Ableism in Hindi: A Lingual Blind Spot for AI
A crucial finding was the LLMs’ performance with Hindi language. While Indian PwD rated harm consistently across English and Hindi, Western LLMs rated toxicity and ableism significantly lower in Hindi. This suggests that these models are more tolerant of ableist content when it’s expressed in Hindi, potentially leaving Hindi-speaking PwD more vulnerable to harm.
Furthermore, the nuances of Hindi formality registers (casual vs. formal language) posed a challenge. Indian PwD often interpreted casual Hindi as more intimate and caring, even for potentially intrusive questions. However, LLMs frequently interpreted casual Hindi as more harmful or disrespectful, revealing a deep disconnect from local social norms.
Beyond the West: Unique Cultural Nuances
The explanations provided by Indian PwD highlighted unique cultural attitudes that LLMs failed to capture. Indian PwD expressed a strong aversion to pity, often reframing deeply ableist remarks through a lens of strength and resilience. They also described intense social pressure to appear “normal” and were perplexed by stereotypes accusing disabled people of faking their conditions.
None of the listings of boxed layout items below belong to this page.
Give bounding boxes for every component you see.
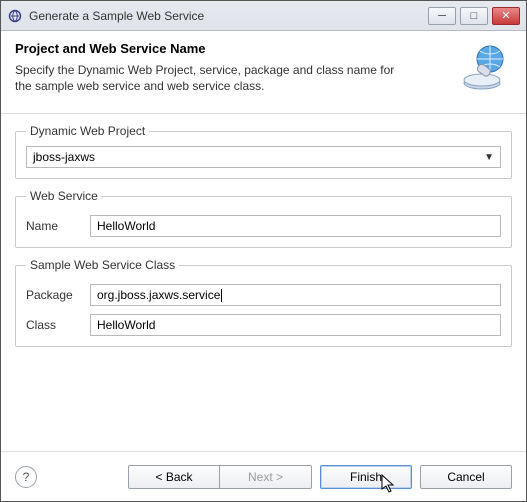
close-button[interactable]: ✕ xyxy=(492,7,520,25)
text-caret xyxy=(221,289,222,302)
page-subtitle: Specify the Dynamic Web Project, service… xyxy=(15,62,395,94)
class-label: Class xyxy=(26,318,82,332)
wizard-banner-icon xyxy=(456,41,512,97)
webservice-group: Web Service Name HelloWorld xyxy=(15,189,512,248)
cancel-button[interactable]: Cancel xyxy=(420,465,512,489)
project-combo-value: jboss-jaxws xyxy=(33,150,95,164)
window-title: Generate a Sample Web Service xyxy=(29,9,428,23)
ws-name-value: HelloWorld xyxy=(97,219,155,233)
back-button[interactable]: < Back xyxy=(128,465,220,489)
wizard-header: Project and Web Service Name Specify the… xyxy=(1,31,526,114)
window-buttons: ─ □ ✕ xyxy=(428,7,520,25)
dialog-window: Generate a Sample Web Service ─ □ ✕ Proj… xyxy=(0,0,527,502)
nav-button-group: < Back Next > xyxy=(128,465,312,489)
page-title: Project and Web Service Name xyxy=(15,41,456,56)
next-button: Next > xyxy=(220,465,312,489)
project-combo[interactable]: jboss-jaxws ▼ xyxy=(26,146,501,168)
class-legend: Sample Web Service Class xyxy=(26,258,179,272)
ws-name-input[interactable]: HelloWorld xyxy=(90,215,501,237)
project-legend: Dynamic Web Project xyxy=(26,124,149,138)
package-label: Package xyxy=(26,288,82,302)
project-group: Dynamic Web Project jboss-jaxws ▼ xyxy=(15,124,512,179)
chevron-down-icon: ▼ xyxy=(484,152,494,163)
help-icon[interactable]: ? xyxy=(15,466,37,488)
minimize-button[interactable]: ─ xyxy=(428,7,456,25)
app-icon xyxy=(7,8,23,24)
package-input[interactable]: org.jboss.jaxws.service xyxy=(90,284,501,306)
package-value: org.jboss.jaxws.service xyxy=(97,288,220,302)
class-group: Sample Web Service Class Package org.jbo… xyxy=(15,258,512,347)
class-input[interactable]: HelloWorld xyxy=(90,314,501,336)
class-value: HelloWorld xyxy=(97,318,155,332)
wizard-body: Dynamic Web Project jboss-jaxws ▼ Web Se… xyxy=(1,114,526,451)
ws-name-label: Name xyxy=(26,219,82,233)
webservice-legend: Web Service xyxy=(26,189,102,203)
titlebar: Generate a Sample Web Service ─ □ ✕ xyxy=(1,1,526,31)
wizard-footer: ? < Back Next > Finish Cancel xyxy=(1,451,526,501)
finish-button[interactable]: Finish xyxy=(320,465,412,489)
maximize-button[interactable]: □ xyxy=(460,7,488,25)
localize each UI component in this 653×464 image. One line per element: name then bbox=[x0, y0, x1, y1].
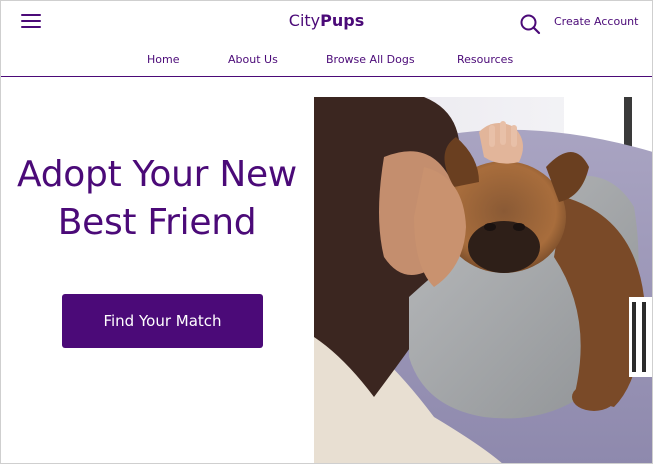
brand-name-part1: City bbox=[288, 11, 321, 30]
hero-image bbox=[314, 97, 652, 463]
main-nav: Home About Us Browse All Dogs Resources bbox=[1, 53, 652, 67]
page: CityPups Create Account Home About Us Br… bbox=[0, 0, 653, 464]
nav-resources[interactable]: Resources bbox=[457, 53, 513, 66]
hero-title: Adopt Your New Best Friend bbox=[1, 151, 313, 247]
create-account-link[interactable]: Create Account bbox=[554, 15, 638, 28]
hero-title-line1: Adopt Your New bbox=[17, 154, 297, 195]
site-header: CityPups Create Account Home About Us Br… bbox=[1, 1, 652, 77]
hero-section: Adopt Your New Best Friend bbox=[1, 151, 313, 247]
nav-about-us[interactable]: About Us bbox=[228, 53, 278, 66]
brand-name-part2: Pups bbox=[320, 11, 365, 30]
nav-browse-all-dogs[interactable]: Browse All Dogs bbox=[326, 53, 415, 66]
search-icon[interactable] bbox=[519, 13, 541, 35]
nav-home[interactable]: Home bbox=[147, 53, 179, 66]
find-your-match-button[interactable]: Find Your Match bbox=[62, 294, 263, 348]
hero-title-line2: Best Friend bbox=[57, 202, 257, 243]
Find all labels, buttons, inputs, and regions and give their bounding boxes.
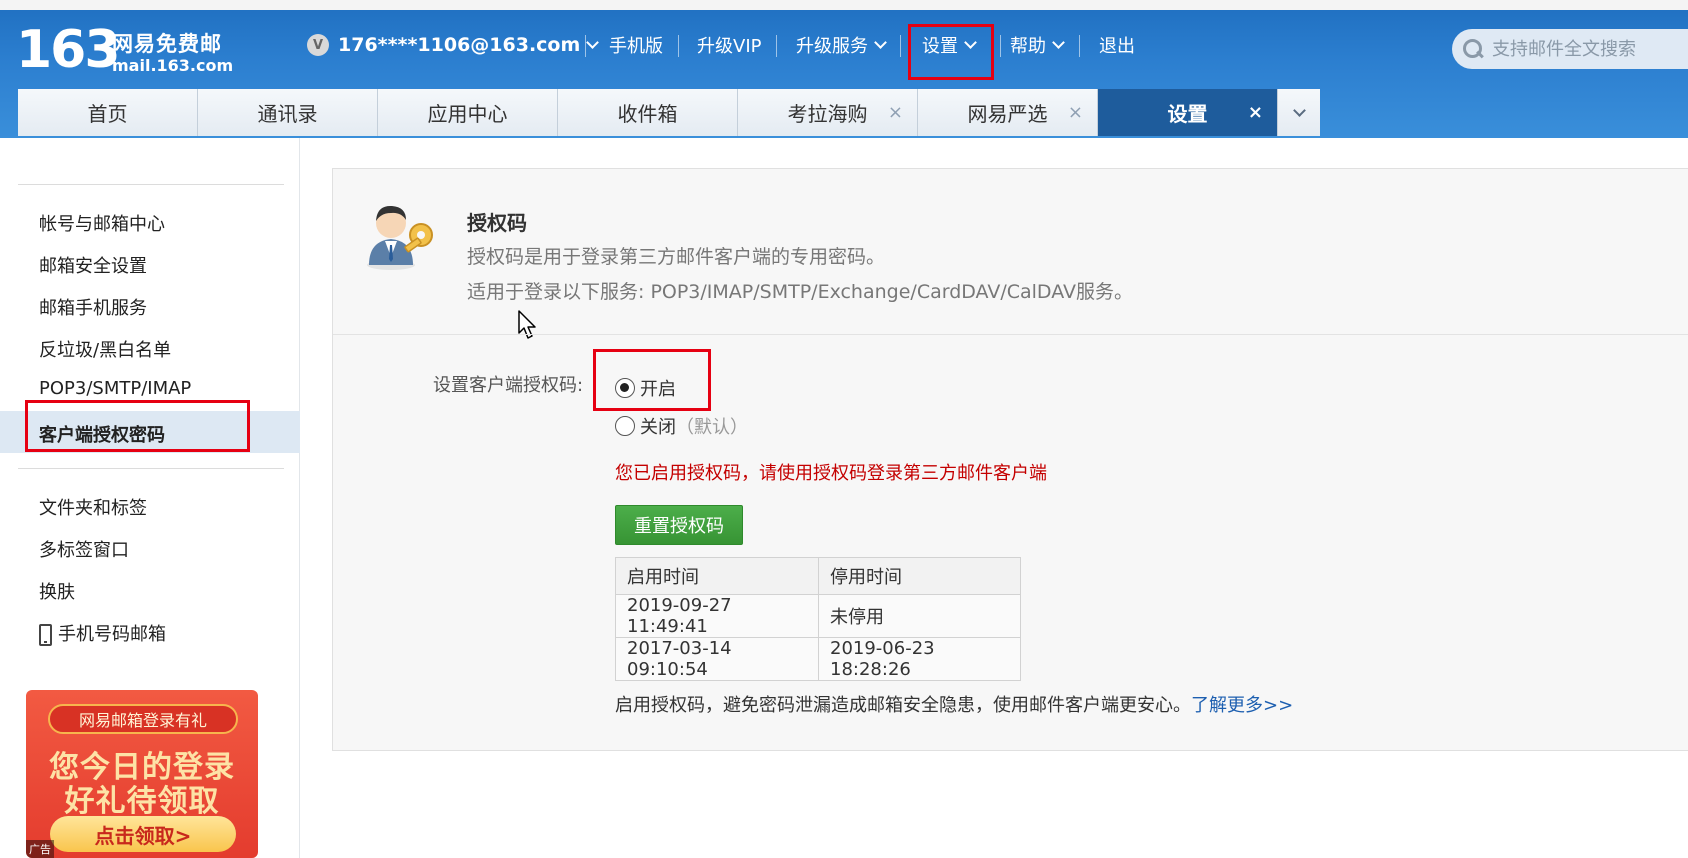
sidebar-highlight-box: [25, 400, 250, 452]
learn-more-link[interactable]: 了解更多>>: [1191, 695, 1293, 716]
logo-number[interactable]: 163: [16, 22, 121, 78]
table-row: 2017-03-14 09:10:54 2019-06-23 18:28:26: [615, 637, 1021, 681]
auth-history-table: 启用时间 停用时间 2019-09-27 11:49:41 未停用 2017-0…: [615, 557, 1021, 681]
ad-headline-2: 好礼待领取: [64, 784, 220, 819]
radio-disable[interactable]: [615, 416, 635, 436]
nav-separator: [585, 35, 586, 57]
security-note: 启用授权码，避免密码泄漏造成邮箱安全隐患，使用邮件客户端更安心。了解更多>>: [615, 691, 1293, 717]
sidebar-item-account-center[interactable]: 帐号与邮箱中心: [39, 210, 165, 236]
table-cell: 未停用: [818, 594, 1021, 638]
nav-help-menu[interactable]: 帮助: [1010, 32, 1065, 58]
search-icon[interactable]: [1462, 38, 1484, 60]
chevron-down-icon[interactable]: [586, 36, 600, 49]
mobile-phone-icon: [39, 624, 52, 646]
tab-home[interactable]: 首页: [18, 89, 198, 136]
settings-highlight-box: [908, 24, 994, 80]
chevron-down-icon: [1292, 104, 1306, 117]
page-title: 授权码: [467, 211, 527, 235]
mail-search-box[interactable]: [1452, 29, 1688, 69]
close-icon[interactable]: ×: [1248, 102, 1263, 123]
nav-help-label: 帮助: [1010, 36, 1046, 57]
user-email[interactable]: 176****1106@163.com: [338, 34, 580, 56]
nav-separator: [1000, 35, 1001, 57]
tab-more-button[interactable]: [1278, 89, 1320, 136]
user-account-menu[interactable]: V 176****1106@163.com: [307, 34, 600, 56]
table-cell: 2019-06-23 18:28:26: [818, 637, 1021, 681]
nav-separator: [678, 35, 679, 57]
tab-label: 通讯录: [257, 102, 318, 126]
logo-title: 网易免费邮: [112, 32, 222, 56]
tab-contacts[interactable]: 通讯录: [198, 89, 378, 136]
logo-url: mail.163.com: [112, 56, 234, 75]
auth-description: 授权码是用于登录第三方邮件客户端的专用密码。: [467, 246, 886, 268]
nav-logout-link[interactable]: 退出: [1099, 32, 1135, 58]
tab-kaola[interactable]: 考拉海购 ×: [738, 89, 918, 136]
tab-label: 应用中心: [427, 102, 508, 126]
table-cell: 2017-03-14 09:10:54: [615, 637, 819, 681]
auth-services: 适用于登录以下服务: POP3/IMAP/SMTP/Exchange/CardD…: [467, 281, 1134, 303]
sidebar-item-phone-mailbox[interactable]: 手机号码邮箱: [39, 620, 166, 646]
ad-tag: 广告: [26, 840, 54, 858]
radio-enable-option[interactable]: 开启: [615, 375, 676, 401]
radio-default-hint: （默认）: [676, 417, 748, 438]
auth-setting-label: 设置客户端授权码:: [433, 375, 584, 396]
ad-claim-button[interactable]: 点击领取>: [50, 816, 236, 852]
radio-disable-label[interactable]: 关闭: [640, 413, 676, 439]
table-cell: 2019-09-27 11:49:41: [615, 594, 819, 638]
nav-separator: [776, 35, 777, 57]
tab-label: 收件箱: [617, 102, 678, 126]
tab-yanxuan[interactable]: 网易严选 ×: [918, 89, 1098, 136]
column-header-enabled-time: 启用时间: [615, 557, 819, 595]
tab-bar: 首页 通讯录 应用中心 收件箱 考拉海购 × 网易严选 × 设置 ×: [18, 89, 1320, 136]
tab-app-center[interactable]: 应用中心: [378, 89, 558, 136]
sidebar-divider: [18, 184, 284, 185]
nav-upgrade-vip-link[interactable]: 升级VIP: [697, 32, 761, 58]
auth-enabled-message: 您已启用授权码，请使用授权码登录第三方邮件客户端: [615, 463, 1047, 484]
tab-label: 设置: [1167, 102, 1208, 126]
chevron-down-icon: [874, 36, 887, 49]
tab-label: 考拉海购: [787, 102, 868, 126]
nav-separator: [900, 35, 901, 57]
close-icon[interactable]: ×: [1068, 102, 1083, 123]
table-row: 2019-09-27 11:49:41 未停用: [615, 594, 1021, 638]
column-header-disabled-time: 停用时间: [818, 557, 1021, 595]
search-input[interactable]: [1492, 38, 1688, 60]
sidebar-item-mail-security[interactable]: 邮箱安全设置: [39, 252, 147, 278]
sidebar-item-anti-spam[interactable]: 反垃圾/黑白名单: [39, 336, 171, 362]
sidebar-item-pop3-smtp-imap[interactable]: POP3/SMTP/IMAP: [39, 378, 191, 399]
tab-label: 首页: [87, 102, 128, 126]
section-divider: [333, 334, 1688, 335]
sidebar-item-mobile-service[interactable]: 邮箱手机服务: [39, 294, 147, 320]
chevron-down-icon: [1052, 36, 1065, 49]
tab-settings[interactable]: 设置 ×: [1098, 89, 1278, 136]
sidebar-divider: [18, 468, 284, 469]
radio-enable[interactable]: [615, 378, 635, 398]
tab-inbox[interactable]: 收件箱: [558, 89, 738, 136]
mouse-cursor-icon: [518, 310, 536, 339]
vip-badge-icon: V: [307, 34, 329, 56]
table-header-row: 启用时间 停用时间: [615, 557, 1021, 595]
nav-mobile-link[interactable]: 手机版: [609, 32, 663, 58]
close-icon[interactable]: ×: [888, 102, 903, 123]
sidebar-item-multi-tab[interactable]: 多标签窗口: [39, 536, 129, 562]
browser-top-strip: [0, 0, 1688, 10]
reset-auth-code-button[interactable]: 重置授权码: [615, 505, 743, 545]
nav-upgrade-service-label: 升级服务: [796, 36, 868, 57]
sidebar-item-skin[interactable]: 换肤: [39, 578, 75, 604]
auth-code-panel: 授权码 授权码是用于登录第三方邮件客户端的专用密码。 适用于登录以下服务: PO…: [332, 168, 1688, 751]
tab-label: 网易严选: [967, 102, 1048, 126]
radio-enable-label[interactable]: 开启: [640, 375, 676, 401]
login-gift-ad-banner[interactable]: 网易邮箱登录有礼 您今日的登录 好礼待领取 点击领取> 广告: [26, 690, 258, 858]
user-key-icon: [367, 205, 433, 270]
header-bar: 163 网易免费邮 mail.163.com V 176****1106@163…: [0, 0, 1688, 138]
sidebar-item-folders-tags[interactable]: 文件夹和标签: [39, 494, 147, 520]
nav-upgrade-service-menu[interactable]: 升级服务: [796, 32, 887, 58]
security-note-text: 启用授权码，避免密码泄漏造成邮箱安全隐患，使用邮件客户端更安心。: [615, 695, 1191, 716]
ad-ribbon: 网易邮箱登录有礼: [48, 704, 238, 734]
radio-disable-option[interactable]: 关闭 （默认）: [615, 413, 748, 439]
sidebar-item-label: 手机号码邮箱: [58, 624, 166, 645]
nav-separator: [1079, 35, 1080, 57]
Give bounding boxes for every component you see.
The study also revealed how ableism in India intersects with other systemic inequalities like gender, caste, and class. Comments about reproductive health were particularly harmful to women with PCOS, and remarks about veganism were layered with assumptions about religion and economic privilege. These intersectional biases were entirely missed by the LLMs.
Also Read:
- Unmasking Hidden Biases: The Subtle Ways Language Models Change Facts
- AI’s Unequal Narratives: How Language Models Constrain Queer Stories
The Path Forward: Culturally Grounded AI
The findings underscore a significant cultural misalignment in AI systems designed for content moderation. Western LLMs, often trained on U.S.-centric data, may over-censor legitimate disability advocacy in other cultures, while Indic LLMs’ under-sensitivity allows harmful content to persist. The paper argues against a universal standard for ableism recognition, asserting that harm must be assessed through the lens of local values and lived experiences. It calls for a shift towards culturally grounded harm detection, emphasizing the need for researchers to collaborate with diverse end-users to build truly inclusive AI systems.